Washington Run Railroad

Overview
- Reporting mark: WRN
- Locale: Perry Township, Fayette County, Pennsylvania
- Dates of operation: 1899–1931

Technical
- Track gauge: 1,435 mm (4 ft 8+1⁄2 in) standard gauge
- Length: 4 m (13 ft)

= Washington Run Railroad =

Branch line railroad in Pennsylvania

The Washington Run Railroad was a branch line in Pennsylvania. Starting at a junction with the B&O Railroad in Layton, the line crossed the Youghiogheny River on a bridge (Layton Bridge) and passed through a tunnel (both built by the A.P. Roberts Construction Company) to continue to Perryopolis. From there, it continued to Star Junction on a track that ran parallel to today's Pennsylvania Route 51.
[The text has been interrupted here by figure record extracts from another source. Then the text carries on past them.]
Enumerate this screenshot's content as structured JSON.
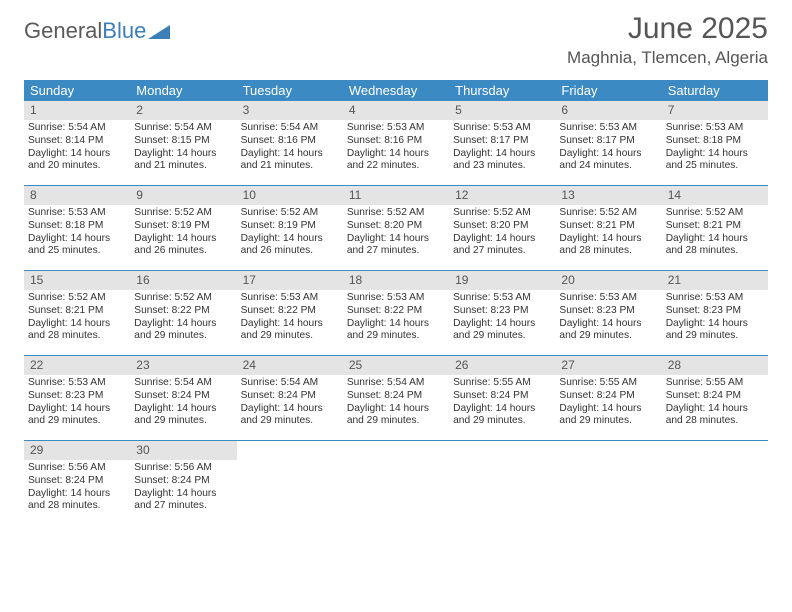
{
  "logo": {
    "word1": "General",
    "word2": "Blue"
  },
  "title": "June 2025",
  "location": "Maghnia, Tlemcen, Algeria",
  "colors": {
    "header_bar": "#3b8ac4",
    "daynum_bg": "#e4e4e4",
    "text": "#333333",
    "title_text": "#555555"
  },
  "dow": [
    "Sunday",
    "Monday",
    "Tuesday",
    "Wednesday",
    "Thursday",
    "Friday",
    "Saturday"
  ],
  "weeks": [
    [
      {
        "n": "1",
        "sr": "5:54 AM",
        "ss": "8:14 PM",
        "dl": "14 hours and 20 minutes."
      },
      {
        "n": "2",
        "sr": "5:54 AM",
        "ss": "8:15 PM",
        "dl": "14 hours and 21 minutes."
      },
      {
        "n": "3",
        "sr": "5:54 AM",
        "ss": "8:16 PM",
        "dl": "14 hours and 21 minutes."
      },
      {
        "n": "4",
        "sr": "5:53 AM",
        "ss": "8:16 PM",
        "dl": "14 hours and 22 minutes."
      },
      {
        "n": "5",
        "sr": "5:53 AM",
        "ss": "8:17 PM",
        "dl": "14 hours and 23 minutes."
      },
      {
        "n": "6",
        "sr": "5:53 AM",
        "ss": "8:17 PM",
        "dl": "14 hours and 24 minutes."
      },
      {
        "n": "7",
        "sr": "5:53 AM",
        "ss": "8:18 PM",
        "dl": "14 hours and 25 minutes."
      }
    ],
    [
      {
        "n": "8",
        "sr": "5:53 AM",
        "ss": "8:18 PM",
        "dl": "14 hours and 25 minutes."
      },
      {
        "n": "9",
        "sr": "5:52 AM",
        "ss": "8:19 PM",
        "dl": "14 hours and 26 minutes."
      },
      {
        "n": "10",
        "sr": "5:52 AM",
        "ss": "8:19 PM",
        "dl": "14 hours and 26 minutes."
      },
      {
        "n": "11",
        "sr": "5:52 AM",
        "ss": "8:20 PM",
        "dl": "14 hours and 27 minutes."
      },
      {
        "n": "12",
        "sr": "5:52 AM",
        "ss": "8:20 PM",
        "dl": "14 hours and 27 minutes."
      },
      {
        "n": "13",
        "sr": "5:52 AM",
        "ss": "8:21 PM",
        "dl": "14 hours and 28 minutes."
      },
      {
        "n": "14",
        "sr": "5:52 AM",
        "ss": "8:21 PM",
        "dl": "14 hours and 28 minutes."
      }
    ],
    [
      {
        "n": "15",
        "sr": "5:52 AM",
        "ss": "8:21 PM",
        "dl": "14 hours and 28 minutes."
      },
      {
        "n": "16",
        "sr": "5:52 AM",
        "ss": "8:22 PM",
        "dl": "14 hours and 29 minutes."
      },
      {
        "n": "17",
        "sr": "5:53 AM",
        "ss": "8:22 PM",
        "dl": "14 hours and 29 minutes."
      },
      {
        "n": "18",
        "sr": "5:53 AM",
        "ss": "8:22 PM",
        "dl": "14 hours and 29 minutes."
      },
      {
        "n": "19",
        "sr": "5:53 AM",
        "ss": "8:23 PM",
        "dl": "14 hours and 29 minutes."
      },
      {
        "n": "20",
        "sr": "5:53 AM",
        "ss": "8:23 PM",
        "dl": "14 hours and 29 minutes."
      },
      {
        "n": "21",
        "sr": "5:53 AM",
        "ss": "8:23 PM",
        "dl": "14 hours and 29 minutes."
      }
    ],
    [
      {
        "n": "22",
        "sr": "5:53 AM",
        "ss": "8:23 PM",
        "dl": "14 hours and 29 minutes."
      },
      {
        "n": "23",
        "sr": "5:54 AM",
        "ss": "8:24 PM",
        "dl": "14 hours and 29 minutes."
      },
      {
        "n": "24",
        "sr": "5:54 AM",
        "ss": "8:24 PM",
        "dl": "14 hours and 29 minutes."
      },
      {
        "n": "25",
        "sr": "5:54 AM",
        "ss": "8:24 PM",
        "dl": "14 hours and 29 minutes."
      },
      {
        "n": "26",
        "sr": "5:55 AM",
        "ss": "8:24 PM",
        "dl": "14 hours and 29 minutes."
      },
      {
        "n": "27",
        "sr": "5:55 AM",
        "ss": "8:24 PM",
        "dl": "14 hours and 29 minutes."
      },
      {
        "n": "28",
        "sr": "5:55 AM",
        "ss": "8:24 PM",
        "dl": "14 hours and 28 minutes."
      }
    ],
    [
      {
        "n": "29",
        "sr": "5:56 AM",
        "ss": "8:24 PM",
        "dl": "14 hours and 28 minutes."
      },
      {
        "n": "30",
        "sr": "5:56 AM",
        "ss": "8:24 PM",
        "dl": "14 hours and 27 minutes."
      },
      null,
      null,
      null,
      null,
      null
    ]
  ],
  "labels": {
    "sunrise": "Sunrise:",
    "sunset": "Sunset:",
    "daylight": "Daylight:"
  }
}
The railroad had a passenger car that it used for passenger service, but it was primarily a freight carrier, transporting coke produced at Star Junction and coal for the Washington Coal and Coke Company and the Cochran Coal Company. It also served the brickworks in Layton and had a stop in Victoria.

The railroad ceased operation in 1931. Layton Bridge and the adjacent tunnel still serve as a single lane part of Layton Road (State Route 4038).